The present study determined whether porcine leptin can alter the lipolytic rate in porcine adipocytes produced in vitro. The stromal-vascular cell fraction of neonatal subcutaneous adipose tissue was isolated by collagenase digestion, filtration, and subsequent centrifugation. These stromal-vascular cells were seeded on 25-cm2 tissue culture flasks and proliferated to confluency in 10% fetal bovine serum in DMEM/F12 (50:50). Cultures were differentiated using 2% pig serum + 10 mM isobutyl methylxanthine + 1 microM dexamethasone for 48 h. This medium was replaced with 5% pig serum + 1 microM insulin to promote lipid filling of adipocytes for 7 d. Adipocyte-containing cultures were incubated overnight in serum-free medium and then used for experiments. Acute experiments assessed lipolysis in cultures exposed to porcine leptin (0 to 1,000 ng/mL medium) for 2 h. Chronic experiments used cultures incubated with 100 ng porcine leptin/mL of medium for 72 h prior to lipolysis measurements. Direct effects of leptin were examined by incubating cultures in DMEM/F12, 25 mM HEPES, 3% bovine serum albumin, 20 mU of adenosine deaminase/mL of medium in the presence of 0 to 1,000 ng of porcine leptin/mL of medium. Indirect effects of leptin were examined using the same incubation medium but also supplemented with 1 microM isoproterenol +/- 10 nM insulin in the presence of 0 to 1,000 ng of porcine leptin/mL of medium. Media glycerol concentration was measured at the end of 2-h incubations. Acute leptin exposure induced up to a 76% increase in lipolysis (P < 0.05) but had no effect on insulin's inhibition of lipolysis. Chronic exposure to leptin produced up to a 56% increase in lipolysis (P < 0.05) and reduced insulin's inhibition ofisoproterenol-stimulated lipolysis by up to 31% (P < 0.05). These data demonstrate leptin functions to promote the partitioning of energy away from lipid accretion within porcine adipose tissue by promoting lipolysis directly and indirectly by reducing insulin-mediated inhibition of lipolysis.     

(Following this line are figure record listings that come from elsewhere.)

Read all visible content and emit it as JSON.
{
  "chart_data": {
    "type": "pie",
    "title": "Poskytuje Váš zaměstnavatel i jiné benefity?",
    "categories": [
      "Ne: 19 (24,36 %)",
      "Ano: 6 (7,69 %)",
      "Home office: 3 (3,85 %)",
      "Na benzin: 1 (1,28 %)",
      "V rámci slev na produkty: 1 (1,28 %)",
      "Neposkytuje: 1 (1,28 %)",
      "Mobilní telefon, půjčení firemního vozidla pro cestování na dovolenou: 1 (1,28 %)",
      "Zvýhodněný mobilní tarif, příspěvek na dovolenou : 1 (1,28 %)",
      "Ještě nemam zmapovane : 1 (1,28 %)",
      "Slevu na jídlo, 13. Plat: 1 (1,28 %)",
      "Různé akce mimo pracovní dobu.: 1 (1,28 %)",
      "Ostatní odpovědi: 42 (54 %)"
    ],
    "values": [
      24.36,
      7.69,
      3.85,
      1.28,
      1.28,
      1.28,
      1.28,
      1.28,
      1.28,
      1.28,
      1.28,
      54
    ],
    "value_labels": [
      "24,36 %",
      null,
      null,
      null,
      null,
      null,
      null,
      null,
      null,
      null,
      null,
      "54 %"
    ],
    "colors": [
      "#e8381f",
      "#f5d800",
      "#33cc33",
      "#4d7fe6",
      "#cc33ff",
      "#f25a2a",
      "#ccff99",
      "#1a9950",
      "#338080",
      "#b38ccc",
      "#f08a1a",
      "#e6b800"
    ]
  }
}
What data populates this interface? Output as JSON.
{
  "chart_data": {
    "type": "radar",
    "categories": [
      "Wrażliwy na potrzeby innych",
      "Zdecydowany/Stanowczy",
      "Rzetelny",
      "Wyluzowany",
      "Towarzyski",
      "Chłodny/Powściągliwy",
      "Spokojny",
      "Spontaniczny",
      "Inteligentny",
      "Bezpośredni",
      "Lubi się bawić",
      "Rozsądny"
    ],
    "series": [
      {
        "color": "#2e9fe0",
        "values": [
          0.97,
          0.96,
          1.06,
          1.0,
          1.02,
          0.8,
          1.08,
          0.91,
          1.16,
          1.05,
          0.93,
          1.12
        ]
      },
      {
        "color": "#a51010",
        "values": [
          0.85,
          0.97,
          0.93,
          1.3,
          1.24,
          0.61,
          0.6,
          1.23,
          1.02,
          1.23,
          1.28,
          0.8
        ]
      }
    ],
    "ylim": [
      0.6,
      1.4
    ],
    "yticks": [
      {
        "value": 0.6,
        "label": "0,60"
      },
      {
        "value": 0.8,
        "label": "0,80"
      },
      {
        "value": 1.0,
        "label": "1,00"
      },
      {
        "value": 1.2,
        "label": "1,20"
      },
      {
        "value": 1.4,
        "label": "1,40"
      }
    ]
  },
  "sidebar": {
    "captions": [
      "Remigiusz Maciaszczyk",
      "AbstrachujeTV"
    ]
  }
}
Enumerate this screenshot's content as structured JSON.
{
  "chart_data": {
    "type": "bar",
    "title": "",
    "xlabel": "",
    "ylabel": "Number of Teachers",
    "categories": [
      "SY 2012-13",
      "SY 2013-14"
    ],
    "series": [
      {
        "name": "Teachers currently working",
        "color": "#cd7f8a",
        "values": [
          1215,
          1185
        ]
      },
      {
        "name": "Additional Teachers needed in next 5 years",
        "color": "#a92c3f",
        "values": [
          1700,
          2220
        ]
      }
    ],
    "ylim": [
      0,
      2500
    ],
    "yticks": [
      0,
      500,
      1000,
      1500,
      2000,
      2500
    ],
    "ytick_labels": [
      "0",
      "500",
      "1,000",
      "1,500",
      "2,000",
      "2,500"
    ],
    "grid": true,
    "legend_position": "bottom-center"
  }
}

Stimulation of lipogenesis in bovine adipose tissue by insulin and insulin-like growth factor

The present study was undertaken to determine if insulin and insulin-like growth factor 1 (IGF-1) stimulated lipogenesis in bovine adipose tissue and determine the effects of insulin on lipogenic capacity in adipose tissue cultured for 48 h. In contrast to previous studies, insulin markedly stimulated lipogenesis in short-term (2 h) incubations. The stimulation of lipogenesis by insulin was dependent upon the source of bovine serum albumin used in the buffer. Insulin-like growth factor 1 also stimulated lipogenesis; however, the potency was 80- to 100-fold lower than for insulin. Lipogenic capacity was decreased approximately 75% after 48 h of culture in the absence of insulin. When insulin was present in the culture medium, the reduction in lipogenic capacity was attenuated in a dose-dependent manner. However, insulin alone did not totally maintain lipogenic capacity after 48 h. In contrast, inclusion of hydrocortisone (HC; 50 ng/ml) and insulin (10 ng/ml) in the medium completely prevented the decline in lipogenic capacity of cultured bovine adipose tissue. In summary, these results indicate that bovine adipocytes are quite sensitive to insulin in short-term in vitro incubations and that insulin plays a predominant role in maintenance of lipogenic capacity of bovine adipose tissue during culture. Furthermore, the marked potentiation of insulin's effects of lipogenesis after 48 h of culture by HC suggests that the glucocorticoid is involved in regulation of insulin receptor number and(or) other cellular proteins (e.g., enzymes) which are important for lipogenesis to occur.